Question Is this an efficient build?


Jul 30, 2017
I'm going for a pretty powerful system for gaming, streaming, recording, and editing for programs like after effects. Heres my build

I chose the i9 because its only ~$100 more than the i7 for a lot better performance. I know 32 GB of ram isn't necessary but I would like that breathing room. If you have any recommendations for a different motherboard I am open to suggestions I just need one that has a decent amount of USB ports, an ethernet port, LGA1151 chipset, at least 3 Sata 6gb (for my storage),PCIe x16 (for graphics card), preferably 4 ram slots, and preferably have SLI capability. I would prefer the liquid cooling CPU especially since I am interested in overclocking. I am thinking of upgrading my graphics card later (probably to a 2070) but if you think I will have bottlenecking issues with the i9 and GTX 960 please let me know.

If you have any recommendations here are my requirements.
CPU: i9 (or i7 if you really think I don't need i9; must be intel)
GPU: my current 960 and a later upgrade to a 2070 (must be Nvidia)
Motherboard: 4 ram slots, LGA1151, SLI (preferable), ethernet,wifi (preferable), SATA 6: at least 3, PCIe x16 (for current graphics)
Ram: 32GB(preferably), DDR4, (preferably>2400mhz)
CPU Fan: liquid cooling (preferable; not too complicated I don't have enough knowledge to continually maintain it)
My storage, power, graphics, and case is in the pc part picker link.

Budget: Preferably less than $1500 (<$1000 not including graphics card)
-I don't care much for aesthetic so RGB is not necessary.
-Highest intensity games I will be running:
*R6 Siege

-Highest intensity programs I will be running
*After Effects (with lots of effects and minimal RAM preview time)
*Cinema 4D
*Unreal Engine

-I will be running some of these apps at the same time
-Capability of streaming and recording at 1080p 60fps with ultra/high graphics settings

Will take any recommendations into consideration or if you think my build looks good let me know :)


Jul 30, 2017
its just preference, I prefer the Nvidia cards over AMD (especially because of GeForce Experience) and I would like to have the option to have SLI if I later choose to get another card (which is probably not very likely but again its having that extra option)

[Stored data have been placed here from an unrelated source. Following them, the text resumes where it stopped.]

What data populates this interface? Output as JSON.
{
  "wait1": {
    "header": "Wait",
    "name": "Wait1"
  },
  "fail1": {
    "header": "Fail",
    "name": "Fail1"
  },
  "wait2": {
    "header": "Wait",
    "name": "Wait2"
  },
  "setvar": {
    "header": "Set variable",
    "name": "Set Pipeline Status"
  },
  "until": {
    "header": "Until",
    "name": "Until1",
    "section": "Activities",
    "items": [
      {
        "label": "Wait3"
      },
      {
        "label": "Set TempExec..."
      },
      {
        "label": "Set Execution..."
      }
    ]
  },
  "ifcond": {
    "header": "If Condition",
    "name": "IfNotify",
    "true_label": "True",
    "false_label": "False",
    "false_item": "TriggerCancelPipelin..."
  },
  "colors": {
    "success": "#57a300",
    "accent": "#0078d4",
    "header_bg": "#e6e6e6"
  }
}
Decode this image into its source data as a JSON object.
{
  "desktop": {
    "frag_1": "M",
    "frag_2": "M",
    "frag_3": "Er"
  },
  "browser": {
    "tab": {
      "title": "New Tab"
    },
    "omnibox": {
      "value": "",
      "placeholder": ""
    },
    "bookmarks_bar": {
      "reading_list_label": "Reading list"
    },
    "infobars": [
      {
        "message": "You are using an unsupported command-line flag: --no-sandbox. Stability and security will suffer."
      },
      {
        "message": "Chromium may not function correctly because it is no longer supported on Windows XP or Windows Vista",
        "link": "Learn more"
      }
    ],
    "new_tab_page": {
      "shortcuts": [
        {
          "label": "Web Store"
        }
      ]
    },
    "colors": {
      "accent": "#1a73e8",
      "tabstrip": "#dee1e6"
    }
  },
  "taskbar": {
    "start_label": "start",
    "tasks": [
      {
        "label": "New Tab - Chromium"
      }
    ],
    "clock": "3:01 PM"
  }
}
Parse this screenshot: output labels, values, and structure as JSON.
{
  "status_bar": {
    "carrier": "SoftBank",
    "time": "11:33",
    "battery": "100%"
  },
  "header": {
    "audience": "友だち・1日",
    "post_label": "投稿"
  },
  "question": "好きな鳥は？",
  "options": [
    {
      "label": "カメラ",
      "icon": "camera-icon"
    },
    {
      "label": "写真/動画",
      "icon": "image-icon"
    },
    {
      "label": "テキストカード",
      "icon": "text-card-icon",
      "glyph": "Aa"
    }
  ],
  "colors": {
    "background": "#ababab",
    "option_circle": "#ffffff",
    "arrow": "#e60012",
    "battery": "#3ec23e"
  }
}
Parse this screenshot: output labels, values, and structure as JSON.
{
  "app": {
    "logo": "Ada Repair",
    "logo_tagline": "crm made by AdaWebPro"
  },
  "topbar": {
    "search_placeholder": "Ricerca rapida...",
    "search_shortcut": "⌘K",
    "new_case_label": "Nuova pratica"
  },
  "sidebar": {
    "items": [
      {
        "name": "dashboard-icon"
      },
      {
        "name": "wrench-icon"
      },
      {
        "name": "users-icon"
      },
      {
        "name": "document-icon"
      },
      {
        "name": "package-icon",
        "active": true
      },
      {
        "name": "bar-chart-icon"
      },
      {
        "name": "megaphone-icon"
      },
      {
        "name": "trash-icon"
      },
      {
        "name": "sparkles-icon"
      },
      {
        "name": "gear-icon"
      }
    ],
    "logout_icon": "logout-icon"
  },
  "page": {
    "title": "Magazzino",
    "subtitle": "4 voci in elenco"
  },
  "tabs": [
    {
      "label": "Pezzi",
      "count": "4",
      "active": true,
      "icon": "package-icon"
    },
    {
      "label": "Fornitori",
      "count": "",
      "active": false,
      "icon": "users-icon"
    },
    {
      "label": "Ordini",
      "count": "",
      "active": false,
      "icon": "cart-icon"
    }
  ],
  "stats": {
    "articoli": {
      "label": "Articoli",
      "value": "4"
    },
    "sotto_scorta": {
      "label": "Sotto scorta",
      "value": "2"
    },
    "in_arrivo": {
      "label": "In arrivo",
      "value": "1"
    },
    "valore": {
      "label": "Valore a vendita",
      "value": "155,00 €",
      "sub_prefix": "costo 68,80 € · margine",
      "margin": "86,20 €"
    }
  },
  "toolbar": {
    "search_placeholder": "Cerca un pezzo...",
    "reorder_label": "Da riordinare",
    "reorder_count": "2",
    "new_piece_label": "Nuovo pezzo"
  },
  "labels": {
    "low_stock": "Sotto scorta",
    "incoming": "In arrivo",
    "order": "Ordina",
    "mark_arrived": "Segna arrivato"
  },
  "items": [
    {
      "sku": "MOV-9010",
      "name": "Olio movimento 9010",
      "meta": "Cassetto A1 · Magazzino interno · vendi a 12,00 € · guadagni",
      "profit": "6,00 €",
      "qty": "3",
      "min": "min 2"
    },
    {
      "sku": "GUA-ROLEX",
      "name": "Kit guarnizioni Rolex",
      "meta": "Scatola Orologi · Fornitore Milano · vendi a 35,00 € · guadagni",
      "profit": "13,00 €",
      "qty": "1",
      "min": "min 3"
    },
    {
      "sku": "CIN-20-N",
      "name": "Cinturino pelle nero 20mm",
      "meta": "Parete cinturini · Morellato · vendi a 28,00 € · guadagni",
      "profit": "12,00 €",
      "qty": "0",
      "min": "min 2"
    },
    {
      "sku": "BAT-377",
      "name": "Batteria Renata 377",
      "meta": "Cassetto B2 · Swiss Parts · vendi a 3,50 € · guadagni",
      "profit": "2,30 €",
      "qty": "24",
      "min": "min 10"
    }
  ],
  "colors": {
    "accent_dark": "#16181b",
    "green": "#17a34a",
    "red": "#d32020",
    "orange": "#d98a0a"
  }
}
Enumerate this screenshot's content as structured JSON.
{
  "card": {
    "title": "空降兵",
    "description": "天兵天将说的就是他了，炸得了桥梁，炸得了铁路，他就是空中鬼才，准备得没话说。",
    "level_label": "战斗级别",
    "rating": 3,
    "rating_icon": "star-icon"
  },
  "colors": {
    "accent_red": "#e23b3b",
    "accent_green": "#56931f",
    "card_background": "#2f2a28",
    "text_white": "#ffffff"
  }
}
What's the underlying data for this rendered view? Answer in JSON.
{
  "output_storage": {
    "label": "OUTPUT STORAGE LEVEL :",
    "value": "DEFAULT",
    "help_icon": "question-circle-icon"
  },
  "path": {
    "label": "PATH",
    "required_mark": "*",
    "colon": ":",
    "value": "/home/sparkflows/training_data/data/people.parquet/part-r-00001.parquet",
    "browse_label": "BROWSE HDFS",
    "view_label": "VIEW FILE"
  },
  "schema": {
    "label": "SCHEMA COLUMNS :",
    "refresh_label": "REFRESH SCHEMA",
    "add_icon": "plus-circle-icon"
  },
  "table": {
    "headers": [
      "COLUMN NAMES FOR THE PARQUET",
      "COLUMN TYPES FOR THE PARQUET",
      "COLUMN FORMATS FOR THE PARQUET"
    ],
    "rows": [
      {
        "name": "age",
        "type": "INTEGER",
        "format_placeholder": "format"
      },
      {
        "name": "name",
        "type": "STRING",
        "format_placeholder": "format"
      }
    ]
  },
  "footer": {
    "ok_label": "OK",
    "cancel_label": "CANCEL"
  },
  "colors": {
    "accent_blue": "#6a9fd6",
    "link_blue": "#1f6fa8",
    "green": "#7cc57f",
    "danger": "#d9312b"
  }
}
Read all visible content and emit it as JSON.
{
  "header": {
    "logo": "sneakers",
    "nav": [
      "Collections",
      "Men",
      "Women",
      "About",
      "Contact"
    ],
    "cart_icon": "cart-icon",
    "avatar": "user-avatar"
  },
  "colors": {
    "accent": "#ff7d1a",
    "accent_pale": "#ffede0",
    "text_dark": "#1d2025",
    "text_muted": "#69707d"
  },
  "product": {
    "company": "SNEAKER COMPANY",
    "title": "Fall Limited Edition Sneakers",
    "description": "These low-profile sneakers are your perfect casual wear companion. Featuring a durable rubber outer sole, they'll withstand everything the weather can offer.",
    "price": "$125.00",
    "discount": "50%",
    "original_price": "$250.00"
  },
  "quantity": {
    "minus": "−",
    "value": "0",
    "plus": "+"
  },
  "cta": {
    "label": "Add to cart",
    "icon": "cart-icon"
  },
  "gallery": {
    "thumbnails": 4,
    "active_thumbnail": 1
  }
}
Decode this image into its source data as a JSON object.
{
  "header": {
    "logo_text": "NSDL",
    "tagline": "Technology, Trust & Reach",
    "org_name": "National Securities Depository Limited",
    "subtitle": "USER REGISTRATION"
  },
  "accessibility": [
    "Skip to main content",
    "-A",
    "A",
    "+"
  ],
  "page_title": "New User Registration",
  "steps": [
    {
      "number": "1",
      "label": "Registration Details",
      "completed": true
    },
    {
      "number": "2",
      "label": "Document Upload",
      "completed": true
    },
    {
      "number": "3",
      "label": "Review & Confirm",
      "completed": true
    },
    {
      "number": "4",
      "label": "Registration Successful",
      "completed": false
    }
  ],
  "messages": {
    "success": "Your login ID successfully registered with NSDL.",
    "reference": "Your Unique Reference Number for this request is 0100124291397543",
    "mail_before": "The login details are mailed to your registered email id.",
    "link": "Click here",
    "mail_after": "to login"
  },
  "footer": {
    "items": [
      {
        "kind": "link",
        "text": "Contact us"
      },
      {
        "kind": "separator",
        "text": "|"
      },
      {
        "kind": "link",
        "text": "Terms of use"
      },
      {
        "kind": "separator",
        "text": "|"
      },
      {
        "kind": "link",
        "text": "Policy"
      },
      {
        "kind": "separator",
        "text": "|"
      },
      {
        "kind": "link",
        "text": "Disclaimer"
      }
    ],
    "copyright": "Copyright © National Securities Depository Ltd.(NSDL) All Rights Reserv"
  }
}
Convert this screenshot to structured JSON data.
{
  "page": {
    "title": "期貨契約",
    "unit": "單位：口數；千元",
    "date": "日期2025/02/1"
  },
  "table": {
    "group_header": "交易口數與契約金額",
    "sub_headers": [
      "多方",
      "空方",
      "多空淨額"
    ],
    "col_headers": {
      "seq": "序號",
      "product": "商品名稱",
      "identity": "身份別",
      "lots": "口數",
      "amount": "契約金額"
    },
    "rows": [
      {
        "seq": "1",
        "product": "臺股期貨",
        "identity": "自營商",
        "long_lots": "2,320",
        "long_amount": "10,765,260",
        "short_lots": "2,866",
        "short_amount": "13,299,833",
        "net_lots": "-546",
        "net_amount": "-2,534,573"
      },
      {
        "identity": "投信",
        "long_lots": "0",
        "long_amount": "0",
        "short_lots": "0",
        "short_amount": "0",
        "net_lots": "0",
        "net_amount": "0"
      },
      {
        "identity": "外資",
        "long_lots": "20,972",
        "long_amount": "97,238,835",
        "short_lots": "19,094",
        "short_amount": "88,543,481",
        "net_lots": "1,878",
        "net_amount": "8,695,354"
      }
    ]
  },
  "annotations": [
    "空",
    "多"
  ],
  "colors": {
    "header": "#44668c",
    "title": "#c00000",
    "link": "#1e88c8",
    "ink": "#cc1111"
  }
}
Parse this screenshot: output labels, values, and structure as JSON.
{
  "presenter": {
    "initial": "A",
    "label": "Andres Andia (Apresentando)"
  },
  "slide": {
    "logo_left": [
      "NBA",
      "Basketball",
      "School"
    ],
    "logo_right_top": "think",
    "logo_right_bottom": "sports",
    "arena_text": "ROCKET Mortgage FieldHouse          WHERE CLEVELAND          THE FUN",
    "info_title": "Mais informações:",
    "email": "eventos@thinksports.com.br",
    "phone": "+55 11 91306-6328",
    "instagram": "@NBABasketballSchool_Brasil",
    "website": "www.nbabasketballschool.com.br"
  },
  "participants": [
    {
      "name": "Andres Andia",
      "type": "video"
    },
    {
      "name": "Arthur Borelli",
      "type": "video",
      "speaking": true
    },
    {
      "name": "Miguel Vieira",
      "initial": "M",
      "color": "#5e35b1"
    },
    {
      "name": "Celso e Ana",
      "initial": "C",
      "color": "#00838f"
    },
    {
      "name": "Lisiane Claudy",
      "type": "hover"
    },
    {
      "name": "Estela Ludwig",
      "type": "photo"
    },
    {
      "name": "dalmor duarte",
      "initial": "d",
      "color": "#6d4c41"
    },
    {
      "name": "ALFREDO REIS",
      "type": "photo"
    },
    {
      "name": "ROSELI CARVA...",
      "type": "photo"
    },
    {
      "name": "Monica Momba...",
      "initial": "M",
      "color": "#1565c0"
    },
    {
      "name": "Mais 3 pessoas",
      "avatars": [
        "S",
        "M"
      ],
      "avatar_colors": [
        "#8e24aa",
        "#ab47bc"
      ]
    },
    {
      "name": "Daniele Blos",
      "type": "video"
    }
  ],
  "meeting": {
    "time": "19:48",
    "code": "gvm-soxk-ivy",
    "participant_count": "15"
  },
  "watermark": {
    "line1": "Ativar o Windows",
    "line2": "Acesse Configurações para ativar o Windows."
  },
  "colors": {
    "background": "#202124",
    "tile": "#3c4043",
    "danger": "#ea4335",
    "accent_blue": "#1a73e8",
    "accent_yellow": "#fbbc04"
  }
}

Well, that does limit our ability to optimize performance-per dollar.

SLI is Nvidia. Crossfire is AMD. But, frankly, neither of those are worth putting into the decision-making process. They're dying technologies.


Jul 2, 2015
You are limiting yourself quite a bit when ignoring Ryzen. It is undoubtably the king of work especially when comparing the 9900k and the 3900x. The 9900k may be slightly faster for gaming now, but in the future, the 3900k is expected to be much faster. 12 cores vs 8 cores for around the same cost is hard to argue with.


Apr 23, 2008
Also the SLI and Crossfire is pretty bad support wise, it doesn’t work for all games and to call it inconsistent is an understatement. I remember a buddy of mine years ago building a high end SLI gaming machine and he ended up taking them out of SLI due to all the issues he was having and quite honestly it doesn’t seem to have improved every time I try to look into it again as I do like the concept but it just fails in execution.

I would argue that saving your money from whatever you were going to spend to leave that option open for better parts now or in the future is a wiser investment.

A lot of people here would argue a lot of reasons for Ryzen over Intel right now and I let them do that but I would highly recommend looking into the security issues Intel is having right now with their CPU’s before making the jump with them. I’m not to well versed in this subject so I won’t bother going into details but it’s worth some research if you haven’t read up on it lately.